The Amish also have a very different view of medical care, different than the Western philosophy of “everything that could be done, should be done,” Wilson said.
“If a child gets sick, they will get treatment, but there are certainly discussions about what’s best for the family, does it cause suffering, and accepting what God gives you.”
The family is the centre of Amish life.
“I see people in relatively intimate situations — giving birth — and although there is definitely a patriarchal structure to the group, it’s not oppressive in a way that you’d think,” Wilson said.
“During labour, the husbands are rubbing their wives’ back, holding hands, being loving. The women have input into what’s going on in the life of the house and the life of the family. I’ve seen some wonderful relationships between men and women.”
- The Amish and Me
- See it at midwifekathi.wordpress.com
- Follow Midwife Kathi Wilson on Twitter @midwifek
SW Ontario Amish
- Biggest settlements are east of Aylmer and near Tillsonburg.
- Ontario is the only province with Amish settlements (with larger settlements in the U.S.)
- Each settlement sets its own rules; the settlement near Aylmer has slightly more technology, including running water and generators.

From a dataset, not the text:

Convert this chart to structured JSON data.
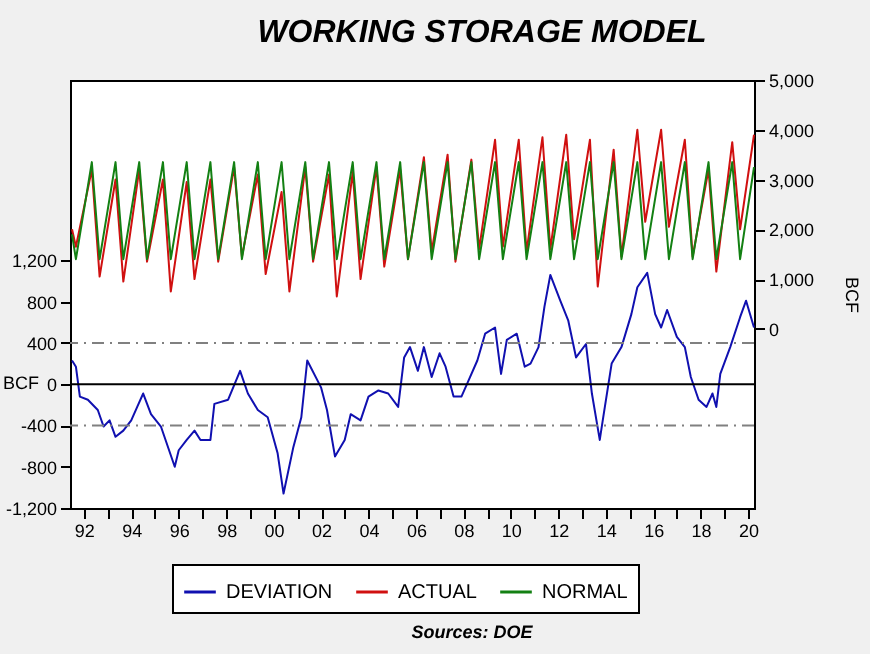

Tillsonburg settlement is bigger. A third settlement, near Putnam Rd., is smaller.
- Don’t believe in government assistance, so don’t collect social benefits, pay into CPP or OHIP.
- Aylmer community was founded by families from Ohio in the 1950s.
- Shun technology, mirrors, photos
Midwives in Ontario
- Since 1994, midwives are completely covered by OHIP
- Provide care during pregnancy, labour and the first six weeks after a baby is born
- Can deliver babies at home or in hospital, where they have admitting privileges (like MDs)
- Thames Valley Midwives serves women in London, and Middlesex, Oxford and Elgin counties.
“As we do our rounds, we are always astounded at how quickly the news of a birth has spread (the Amish men joke that they don’t have telephones, but they do have ‘tell-a-woman’).”
“Amish girls learn to care for babies very early in their lives and, as a consequence, even first time mothers are well-versed in the arts of diapering a baby (cloth is generally always used, in the old-fashioned folded method), and bundling, bathing and soothing. There’s always someone around to assist in the care.”
“Despite the traditional patriarchal relationships in Amish culture, their marriages are not arranged, and they do fall in love and court before they marry. This woman’s husband, a lean, sinewy farmer, unfailingly and lovingly held her and rubbed her back during her contractions and helped her through her labour.”
“There’s a separate little privy for the women (and non-squeamish midwives). Did I mention that this settlement has no indoor plumbing? There is no running water, other than that provided by a handpump in the kitchen or a tap that draws water with the assistance of a Beatty pumper (that would be a windmill, for those of you not familiar) . . . Water is heated in a large metal cylinder heated by wood fire.”
“Light in this settlement is provided exclusively by kerosene oil lamps (lovely glass lamps with a wick) . . . They give a lovely warm glow, bright enough to conduct a birth. The Amish in this group aren’t opposed to flashlights, however (and I have several to light my way in) and headlamps are ubiquitous.”
“You might remember the great northwestern blackout of 2003 (which affected all of Ontario and the northwestern U.S.). Concerned that our pagers might not work, with the jamming of wireless systems, we went down to let the Amish women who were due how best to contact us. They were blissfully unaware that anything major was going on (at least, until the less-prepared English neighbours came over asking for flashlights . . .).
Letter that arrived, by snail mail, in a pre-stamped envelope Thames Valley Midwives practice sends to clients with feedback forms: “Dear Kathi, Greetings of Love to you this morn. I would like you to stop in please, I think I’m pregnant. See ya soon.”